Helene Ruthling’s ranch for children attracted national attention when the then-popular television show This Is Your Life spotlighted her in March 1953. The three Ruthling children showed up on the program to surprise their mother and talked of how they were then making Christmas gifts to sell to help finance their college education.

In the show, you can hear Helene refer to her daughter, Theo, as “Doodlets.”

Some say famed Santa Fe artist Will Shuster, the father of Zozobra, gave Theo that nickname. Others say it was her mother, who was known as “Doodles” as a child.

But Theo forsook college and joined her mother in opening the store on Palace Avenue in 1955. In the late 1960s, the duo bought the building on the corner of Don Gaspar Avenue and Water Street where Doodlet’s has remained.

Theo married art professor and artist Peter Raven in 1968 and lived with him for a decade in Seattle, flying back to Santa Fe when possible to tend to the store. He died in 1987 of a heart ailment, Kagel said. Two years later, Helene Ruthling, named a Santa Fe Living Treasure in 1985, died.

Theo Raven was named a Santa Fe Living Treasure in 2010 for her commitment to the community, her support of education and any animal-related nonprofit or organization. At the time, some people called her the “unofficial greeter of Santa Fe.”

In 2010, Raven sold Doodlet’s to Lisa Young, a longtime customer who wanted to keep the dream known as Doodlet’s alive.

Young, who had been visiting Doodlet’s since she was a child, said Sunday that Raven “will always be a part of the store. The store is so eclectic and reflects who Theo was — she had a reverence for life but an irreverent sense of humor.
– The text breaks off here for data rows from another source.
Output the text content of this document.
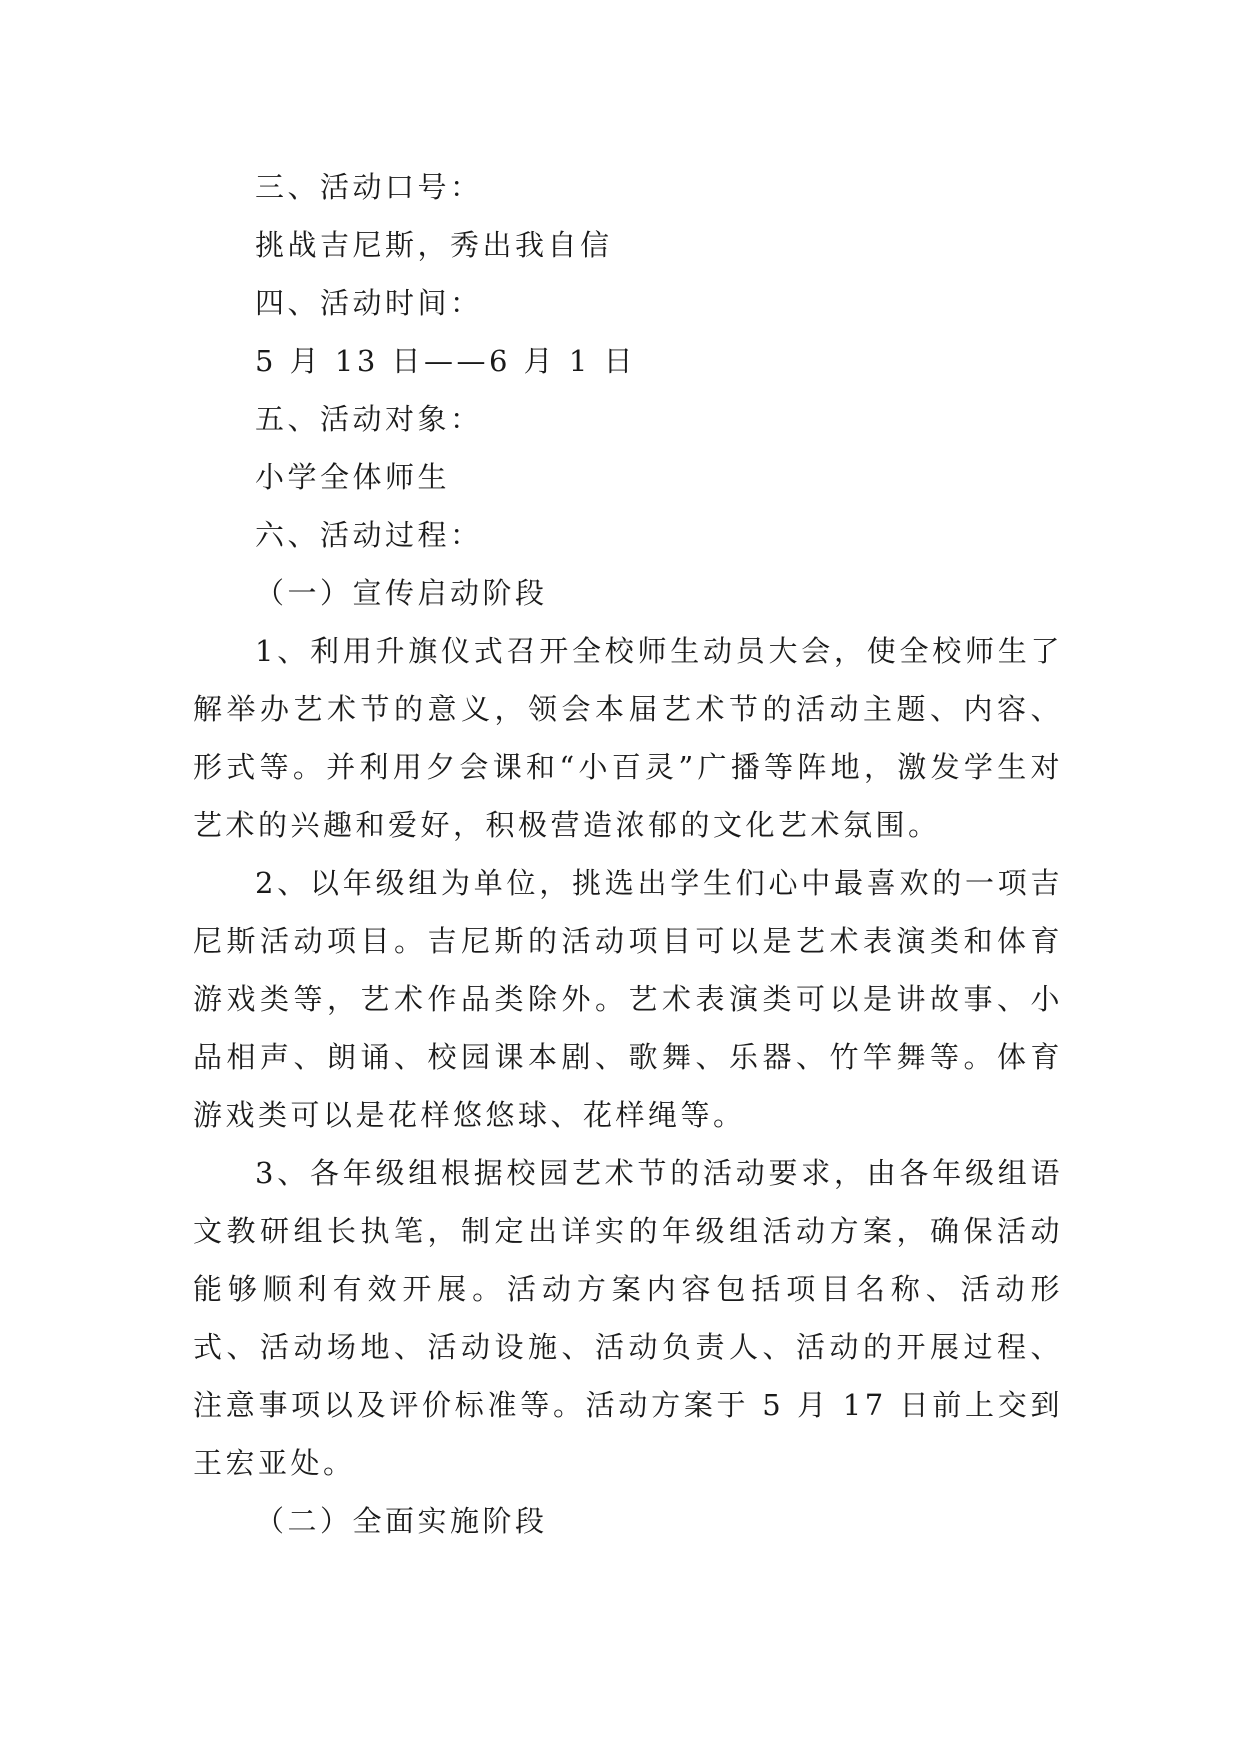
三、活动口号：

挑战吉尼斯，秀出我自信

四、活动时间：

5 月 13 日——6 月 1 日

五、活动对象：

小学全体师生

六、活动过程：

（一）宣传启动阶段

1、利用升旗仪式召开全校师生动员大会，使全校师生了解举办艺术节的意义，领会本届艺术节的活动主题、内容、形式等。并利用夕会课和“小百灵”广播等阵地，激发学生对艺术的兴趣和爱好，积极营造浓郁的文化艺术氛围。

2、以年级组为单位，挑选出学生们心中最喜欢的一项吉尼斯活动项目。吉尼斯的活动项目可以是艺术表演类和体育游戏类等，艺术作品类除外。艺术表演类可以是讲故事、小品相声、朗诵、校园课本剧、歌舞、乐器、竹竿舞等。体育游戏类可以是花样悠悠球、花样绳等。

3、各年级组根据校园艺术节的活动要求，由各年级组语文教研组长执笔，制定出详实的年级组活动方案，确保活动能够顺利有效开展。活动方案内容包括项目名称、活动形式、活动场地、活动设施、活动负责人、活动的开展过程、注意事项以及评价标准等。活动方案于 5 月 17 日前上交到王宏亚处。

（二）全面实施阶段
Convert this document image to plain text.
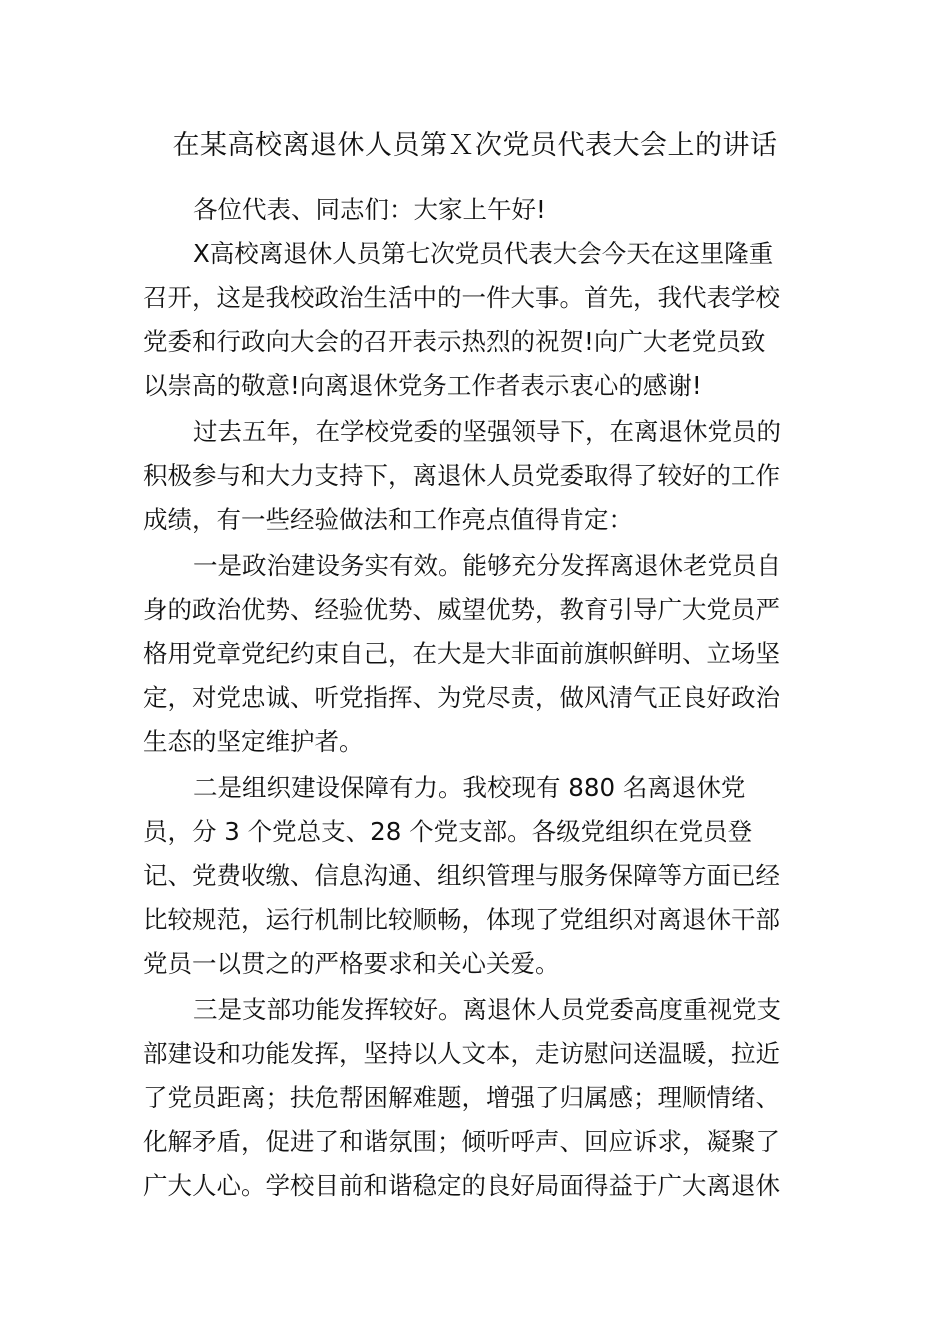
在某高校离退休人员第Ｘ次党员代表大会上的讲话
各位代表、同志们：大家上午好!
X高校离退休人员第七次党员代表大会今天在这里隆重
召开，这是我校政治生活中的一件大事。首先，我代表学校
党委和行政向大会的召开表示热烈的祝贺!向广大老党员致
以崇高的敬意!向离退休党务工作者表示衷心的感谢!
过去五年，在学校党委的坚强领导下，在离退休党员的
积极参与和大力支持下，离退休人员党委取得了较好的工作
成绩，有一些经验做法和工作亮点值得肯定：
一是政治建设务实有效。能够充分发挥离退休老党员自
身的政治优势、经验优势、威望优势，教育引导广大党员严
格用党章党纪约束自己，在大是大非面前旗帜鲜明、立场坚
定，对党忠诚、听党指挥、为党尽责，做风清气正良好政治
生态的坚定维护者。
二是组织建设保障有力。我校现有 880 名离退休党
员，分 3 个党总支、28 个党支部。各级党组织在党员登
记、党费收缴、信息沟通、组织管理与服务保障等方面已经
比较规范，运行机制比较顺畅，体现了党组织对离退休干部
党员一以贯之的严格要求和关心关爱。
三是支部功能发挥较好。离退休人员党委高度重视党支
部建设和功能发挥，坚持以人文本，走访慰问送温暖，拉近
了党员距离；扶危帮困解难题，增强了归属感；理顺情绪、
化解矛盾，促进了和谐氛围；倾听呼声、回应诉求，凝聚了
广大人心。学校目前和谐稳定的良好局面得益于广大离退休
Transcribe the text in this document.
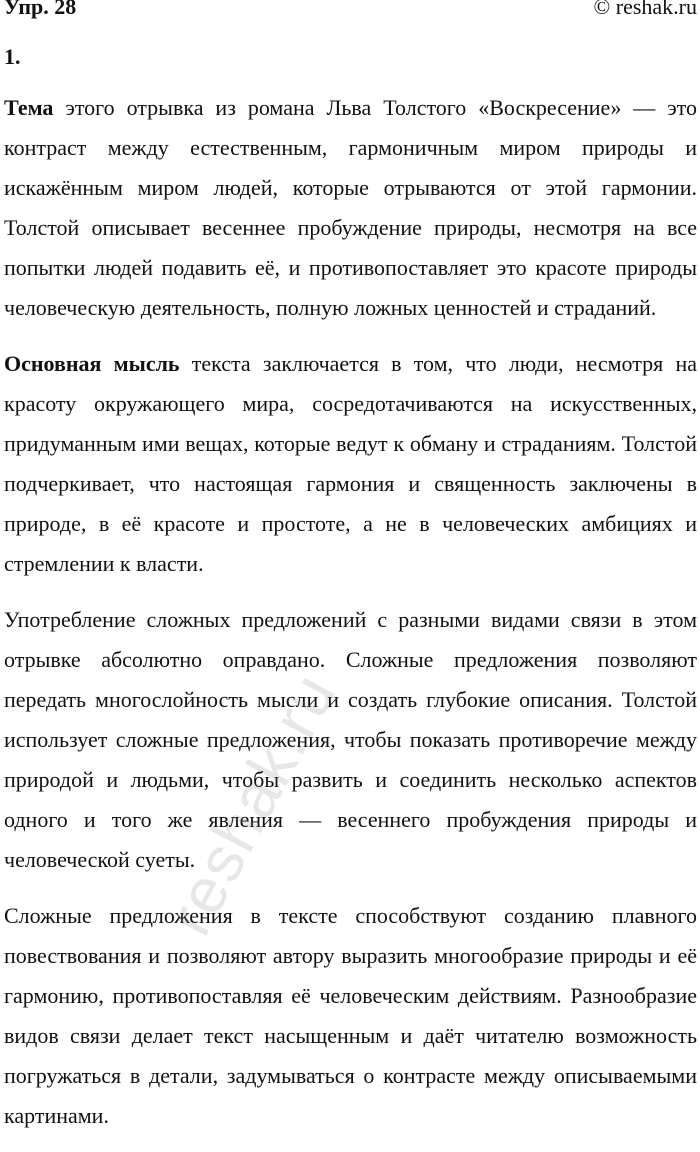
Упр. 28	© reshak.ru
1.

Тема этого отрывка из романа Льва Толстого «Воскресение» — это контраст между естественным, гармоничным миром природы и искажённым миром людей, которые отрываются от этой гармонии. Толстой описывает весеннее пробуждение природы, несмотря на все попытки людей подавить её, и противопоставляет это красоте природы человеческую деятельность, полную ложных ценностей и страданий.

Основная мысль текста заключается в том, что люди, несмотря на красоту окружающего мира, сосредотачиваются на искусственных, придуманным ими вещах, которые ведут к обману и страданиям. Толстой подчеркивает, что настоящая гармония и священность заключены в природе, в её красоте и простоте, а не в человеческих амбициях и стремлении к власти.

Употребление сложных предложений с разными видами связи в этом отрывке абсолютно оправдано. Сложные предложения позволяют передать многослойность мысли и создать глубокие описания. Толстой использует сложные предложения, чтобы показать противоречие между природой и людьми, чтобы развить и соединить несколько аспектов одного и того же явления — весеннего пробуждения природы и человеческой суеты.

Сложные предложения в тексте способствуют созданию плавного повествования и позволяют автору выразить многообразие природы и её гармонию, противопоставляя её человеческим действиям. Разнообразие видов связи делает текст насыщенным и даёт читателю возможность погружаться в детали, задумываться о контрасте между описываемыми картинами.

reshak.ru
She wasn’t afraid to poke fun at various people and things.

“You might have something silly, like a yodeling pickle or Trump toilet paper,” Young added, “but on the other hand she had a sense of the sacred and she carried saints, folk art that is spiritual in nature and those sorts of things.”

The store became known for selling Gladys the Goose lamps. “I think Theo and her mom was charmed with the goose,” Young said. “They would dress the geese up and use them for promotional purposes … including a poster of ‘Ma’ sweeping out front of the store with the geese out there.”

In October 2015, someone stole one of the geese as it was sitting outside the store. Young said the perpetrator was never found. The store still sells the white, well-lit geese today.

Friends say until her final days Theo Raven loved dogs, anything with a heart shape on it and flirting with men. She also maintained a childhood habit of sleeping outdoors, telling friends her dogs — Amigo and Huey — would scare off any predators.

She never had children and her dogs are now being cared for by friends in Taos, Kagel said. She is survived by two nephews, Carleton and Fritz Ruthling.

Coincidentally, Theo’s brother Carleton died the same day Theo did — Nov. 29 — 10 years ago. And brother Ford died Nov. 30, 2015.

“I guess that is the Ruthling portal,” Kagel said. “They’re totally pulling each other into the next life, aren’t they?”

Kagel said Theo Ruthling did not want a memorial service. Young said the store plans to mount a photo of Theo and one of her first dogs, also named Huey, in one of the store windows.